Do schools and our current educational system function in sustainable ways—and do they prepare students to live sustainable lives? Hundreds of years ago, the people knew waht this meant, but many of us seem to have forgotten. One of the Great Laws of the Iroquois was ‘In every deliberation we must consider the impact on the seventh generation.’
In 2000, Penn State issued a report that points out that while schools and colleges teach that the many of the vital signs of the Earth are in decline, they still prepare graduates to ‘contribute to, rather than mitigate, the growing array of environmental and social problems now plaguing us.’ It goes on to suggest that the concept of sustainability must become the new organizational principle for education. [‘Green Destiny: Penn State’s Emerging Ecological Mission’]
The U.S. has only about 5% of the world’s population, but we use about 25% of the world’s material resources and 25% of the world’s energy. Valuable as it is, recycling is the 3rd of the 3 R’s: First is to reduce the amount we use; 2nd is to find other uses so things are reused and do not have to be discarded. Our immense demand for cheap energy and ‘stuff’ is obviously unsustainable—and the idea of raising others to our level of consumption and waste is absurd.
If students are lucky enough to be in a school that discusses the concepts of sustainability in depth, does the school involve students in the practices of sustainability?
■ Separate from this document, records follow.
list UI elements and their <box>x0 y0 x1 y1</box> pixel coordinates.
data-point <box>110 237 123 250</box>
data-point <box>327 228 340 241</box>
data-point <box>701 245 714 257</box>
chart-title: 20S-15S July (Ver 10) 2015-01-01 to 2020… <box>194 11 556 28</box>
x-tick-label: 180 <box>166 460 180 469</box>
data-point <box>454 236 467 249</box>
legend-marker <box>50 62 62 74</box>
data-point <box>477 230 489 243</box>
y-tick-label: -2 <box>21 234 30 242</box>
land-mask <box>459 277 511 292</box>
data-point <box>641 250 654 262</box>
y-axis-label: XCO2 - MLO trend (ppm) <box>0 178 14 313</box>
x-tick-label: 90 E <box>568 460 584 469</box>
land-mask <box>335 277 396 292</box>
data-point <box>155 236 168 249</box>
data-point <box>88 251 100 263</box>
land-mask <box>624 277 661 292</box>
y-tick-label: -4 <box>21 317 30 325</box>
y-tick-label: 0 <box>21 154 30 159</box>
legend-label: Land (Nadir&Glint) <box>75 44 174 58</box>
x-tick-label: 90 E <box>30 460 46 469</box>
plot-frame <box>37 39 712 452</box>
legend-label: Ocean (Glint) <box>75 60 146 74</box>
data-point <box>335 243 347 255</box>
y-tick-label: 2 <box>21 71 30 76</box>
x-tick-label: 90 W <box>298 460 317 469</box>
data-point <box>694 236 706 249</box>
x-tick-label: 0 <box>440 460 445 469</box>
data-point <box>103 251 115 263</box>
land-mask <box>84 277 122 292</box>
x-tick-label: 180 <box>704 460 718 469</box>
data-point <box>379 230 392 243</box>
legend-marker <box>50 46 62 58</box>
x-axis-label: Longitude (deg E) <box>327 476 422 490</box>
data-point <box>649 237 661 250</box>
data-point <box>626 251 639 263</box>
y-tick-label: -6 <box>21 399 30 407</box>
The great educator Thomas Dewey often reminded us that it is not enough to study about a subject—children [and adults!] learn from experience.
Ask these questions to see how your schools and colleges are doing:
- Do students understand that Martin Luther King, Jr. worked towards justice for all—not just an end to segregation, but an end to what he called the evil ‘giant triplets of racism, materialism, and militarism’?
- Do students gain an understanding and appreciation of ecology, the interdependence of all living things and the environment in which they survive?
- Are students prepared to thrive with only their fair share of the world’s energy and material resources?
- Do students understand that prosperity based on exploiting others is wrong and unsustainable?
- Are students prepared to participate effectively in an inclusive, democratic society?
The phrase ‘democratic education’ or ‘democratic school’ usually refers to schools where students are actively involved in making decisions about their own education—and about how the school works. Done well, this approach invigorates education and empowers students in ways that no study of democracy can.
Is your school preparing young people to be part of the solution or part of the problem?